Hay veces que he sentido rabia contra mi desinterés ante novelas que me muestran, algunas de ellas presentadas en originales anillados, otras en forma de libro. Son obras de autores jóvenes o bien de autores maduros que recién tantean el terreno incierto de la ficción, y son tributarias siempre de esfuerzos intelectuales y físicos excesivos. Por lo general, el interés ante estos trabajos me lo tengo que inventar a la fuerza para poder comentar algo. En ocasiones he llegado a incomodarme conmigo mismo por no enganchar. A los demás les resulta tan fácil demostrar entusiasmo, me digo. Se trata de trampas de la vida literaria vinculadas a la culpa y a la neurosis.
Me doy cuenta de que en este tipo de trances mis críticas han sido, la mayor parte del tiempo, inmanentes. He tratado de determinar dónde el texto falla, por qué parece no funcionar, cómo la malla estructural que debiera sostenerlo se deteriora en varias partes a la vez, por descuido del autor. He visto con frecuencia que la cuestión se estropea de manera múltiple y simultánea: no funciona la temporalidad, la psicología del personaje, la verosimilitud en su nivel básico, el lenguaje escogido.

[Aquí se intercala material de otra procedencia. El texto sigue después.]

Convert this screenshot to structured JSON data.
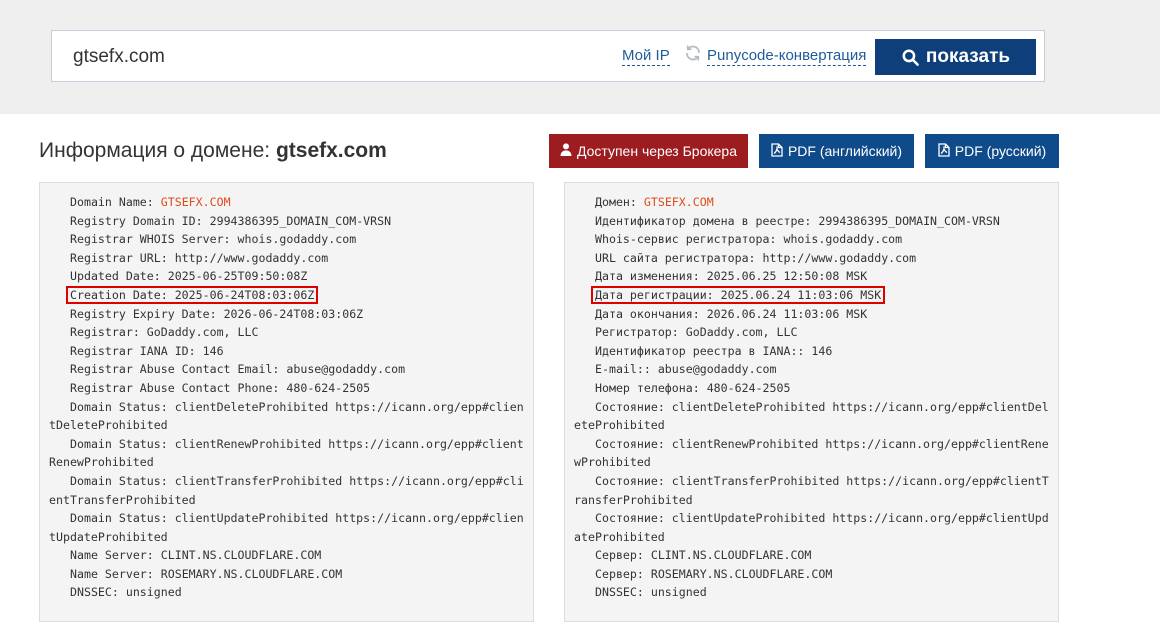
{
  "search": {
    "value": "gtsefx.com",
    "my_ip_label": "Мой IP",
    "refresh_icon": "refresh-icon",
    "punycode_label": "Punycode-конвертация",
    "show_button_label": "показать",
    "accent": "#0f3f7a"
  },
  "header": {
    "title_prefix": "Информация о домене:",
    "title_domain": "gtsefx.com"
  },
  "actions": {
    "broker_label": "Доступен через Брокера",
    "pdf_en_label": "PDF (английский)",
    "pdf_ru_label": "PDF (русский)",
    "broker_color": "#9c1c1f",
    "pdf_color": "#0f4a8a"
  },
  "whois_en": [
    {
      "key": "Domain Name: ",
      "value": "GTSEFX.COM",
      "orange": true
    },
    {
      "key": "Registry Domain ID: ",
      "value": "2994386395_DOMAIN_COM-VRSN"
    },
    {
      "key": "Registrar WHOIS Server: ",
      "value": "whois.godaddy.com"
    },
    {
      "key": "Registrar URL: ",
      "value": "http://www.godaddy.com"
    },
    {
      "key": "Updated Date: ",
      "value": "2025-06-25T09:50:08Z"
    },
    {
      "key": "Creation Date: ",
      "value": "2025-06-24T08:03:06Z",
      "highlight": true
    },
    {
      "key": "Registry Expiry Date: ",
      "value": "2026-06-24T08:03:06Z"
    },
    {
      "key": "Registrar: ",
      "value": "GoDaddy.com, LLC"
    },
    {
      "key": "Registrar IANA ID: ",
      "value": "146"
    },
    {
      "key": "Registrar Abuse Contact Email: ",
      "value": "abuse@godaddy.com"
    },
    {
      "key": "Registrar Abuse Contact Phone: ",
      "value": "480-624-2505"
    },
    {
      "key": "Domain Status: ",
      "value": "clientDeleteProhibited https://icann.org/epp#clientDeleteProhibited"
    },
    {
      "key": "Domain Status: ",
      "value": "clientRenewProhibited https://icann.org/epp#clientRenewProhibited"
    },
    {
      "key": "Domain Status: ",
      "value": "clientTransferProhibited https://icann.org/epp#clientTransferProhibited"
    },
    {
      "key": "Domain Status: ",
      "value": "clientUpdateProhibited https://icann.org/epp#clientUpdateProhibited"
    },
    {
      "key": "Name Server: ",
      "value": "CLINT.NS.CLOUDFLARE.COM"
    },
    {
      "key": "Name Server: ",
      "value": "ROSEMARY.NS.CLOUDFLARE.COM"
    },
    {
      "key": "DNSSEC: ",
      "value": "unsigned"
    }
  ],
  "whois_ru": [
    {
      "key": "Домен: ",
      "value": "GTSEFX.COM",
      "orange": true
    },
    {
      "key": "Идентификатор домена в реестре: ",
      "value": "2994386395_DOMAIN_COM-VRSN"
    },
    {
      "key": "Whois-сервис регистратора: ",
      "value": "whois.godaddy.com"
    },
    {
      "key": "URL сайта регистратора: ",
      "value": "http://www.godaddy.com"
    },
    {
      "key": "Дата изменения: ",
      "value": "2025.06.25 12:50:08 MSK"
    },
    {
      "key": "Дата регистрации: ",
      "value": "2025.06.24 11:03:06 MSK",
      "highlight": true
    },
    {
      "key": "Дата окончания: ",
      "value": "2026.06.24 11:03:06 MSK"
    },
    {
      "key": "Регистратор: ",
      "value": "GoDaddy.com, LLC"
    },
    {
      "key": "Идентификатор реестра в IANA:: ",
      "value": "146"
    },
    {
      "key": "E-mail:: ",
      "value": "abuse@godaddy.com"
    },
    {
      "key": "Номер телефона: ",
      "value": "480-624-2505"
    },
    {
      "key": "Состояние: ",
      "value": "clientDeleteProhibited https://icann.org/epp#clientDeleteProhibited"
    },
    {
      "key": "Состояние: ",
      "value": "clientRenewProhibited https://icann.org/epp#clientRenewProhibited"
    },
    {
      "key": "Состояние: ",
      "value": "clientTransferProhibited https://icann.org/epp#clientTransferProhibited"
    },
    {
      "key": "Состояние: ",
      "value": "clientUpdateProhibited https://icann.org/epp#clientUpdateProhibited"
    },
    {
      "key": "Сервер: ",
      "value": "CLINT.NS.CLOUDFLARE.COM"
    },
    {
      "key": "Сервер: ",
      "value": "ROSEMARY.NS.CLOUDFLARE.COM"
    },
    {
      "key": "DNSSEC: ",
      "value": "unsigned"
    }
  ]
}
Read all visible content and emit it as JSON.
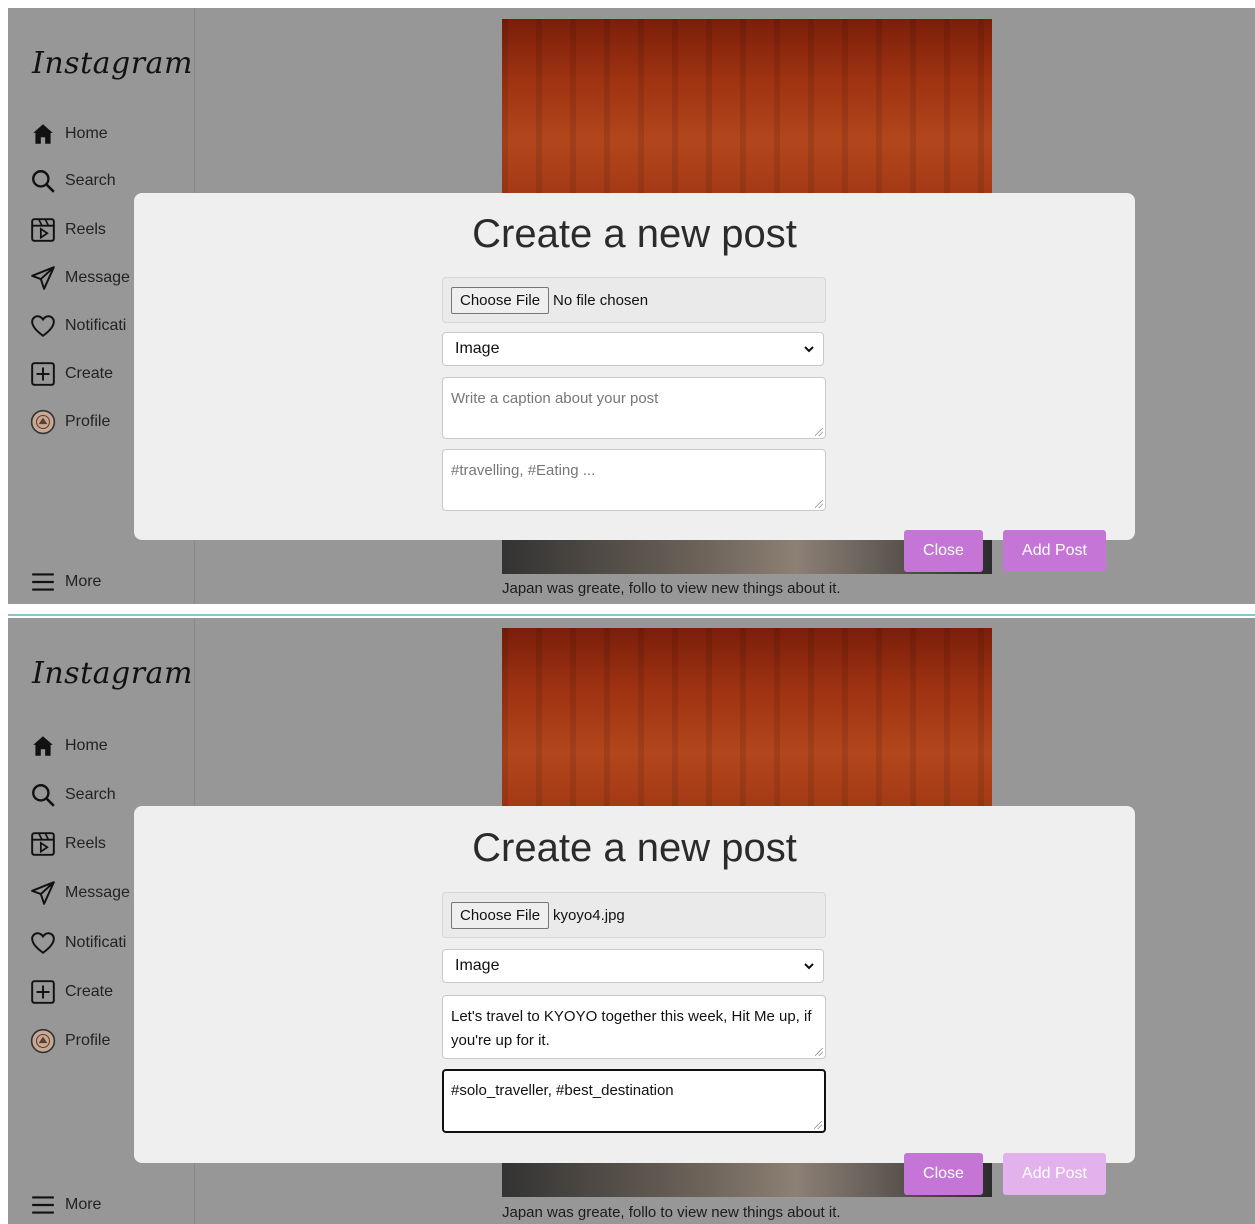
{
  "app": {
    "logo": "Instagram"
  },
  "sidebar": {
    "items": [
      {
        "label": "Home",
        "icon": "home-icon"
      },
      {
        "label": "Search",
        "icon": "search-icon"
      },
      {
        "label": "Reels",
        "icon": "reels-icon"
      },
      {
        "label": "Message",
        "icon": "send-icon"
      },
      {
        "label": "Notificati",
        "icon": "heart-icon"
      },
      {
        "label": "Create",
        "icon": "plus-square-icon"
      },
      {
        "label": "Profile",
        "icon": "avatar-icon"
      }
    ],
    "more_label": "More",
    "more_icon": "hamburger-icon"
  },
  "feed": {
    "post_caption": "Japan was greate, follo to view new things about it."
  },
  "modal_before": {
    "title": "Create a new post",
    "file_button": "Choose File",
    "file_status": "No file chosen",
    "type_value": "Image",
    "caption_placeholder": "Write a caption about your post",
    "tags_placeholder": "#travelling, #Eating ...",
    "close_label": "Close",
    "add_label": "Add Post"
  },
  "modal_after": {
    "title": "Create a new post",
    "file_button": "Choose File",
    "file_status": "kyoyo4.jpg",
    "type_value": "Image",
    "caption_value": "Let's travel to KYOYO together this week, Hit Me up, if you're up for it.",
    "tags_value": "#solo_traveller, #best_destination",
    "close_label": "Close",
    "add_label": "Add Post"
  },
  "colors": {
    "overlay": "#979797",
    "modal_bg": "#efefef",
    "button": "#c575d6",
    "button_disabled": "#e3b2ec",
    "divider": "#7fc9cc"
  }
}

En todos los casos he omitido mencionar un factor determinante de la experiencia de la lectura: el tedio. ¿Por qué? Porque decirle a alguien que la obra que le valió tantos desvelos produce aburrimiento a los demás, es demasiado insultante. Pero eso es casi lo único que me importa: no pasar por la lata obligatoria de leer lo que se escapa a mi capacidad de atención. De hecho, nunca me aburro con libros de memorias o autobiográficos, aquellos que suponen un pacto tácito con el lector: el pacto de dar lo escrito por cierto, por sucedido en la realidad y no solo en un plano imaginario.
¿Cómo distinguir el género de un texto notoriamente híbrido? Detectando lo que podríamos llamar el principio de necesidad de la existencia de ese texto. Siempre es posible determinar cuál fue el impulso que llevó al autor a interrumpir el silencio con sus palabras. Si ese impulso tiene que ver con la necesidad de contar una o varias historias, la cuestión es narrativa aunque venga con destellos poéticos o aura ensayística.
Cada vez que en la lectura de una obra de ficción se presenta el fantasma del tedio, me parece que lo que no está bien es la historia, y más aún, la relación del autor (o del narrador) con la historia. Ahí está el círculo nuclear del generalizado aburrimiento de la ficción: las historias elegidas no tienen para quien firma el texto ninguna necesidad urgente de configurarse ante el mundo. Provienen de ideas propias del autor, o a veces de estereotipos heredados, de convicciones políticas o de reclamos sociales.
Es posible que tener que tener algo acuciante que contar (sea esto exiguo o sobrepujado) es la base. Lo que viene después son sucesivas etapas de obstáculos y afinidades electivas.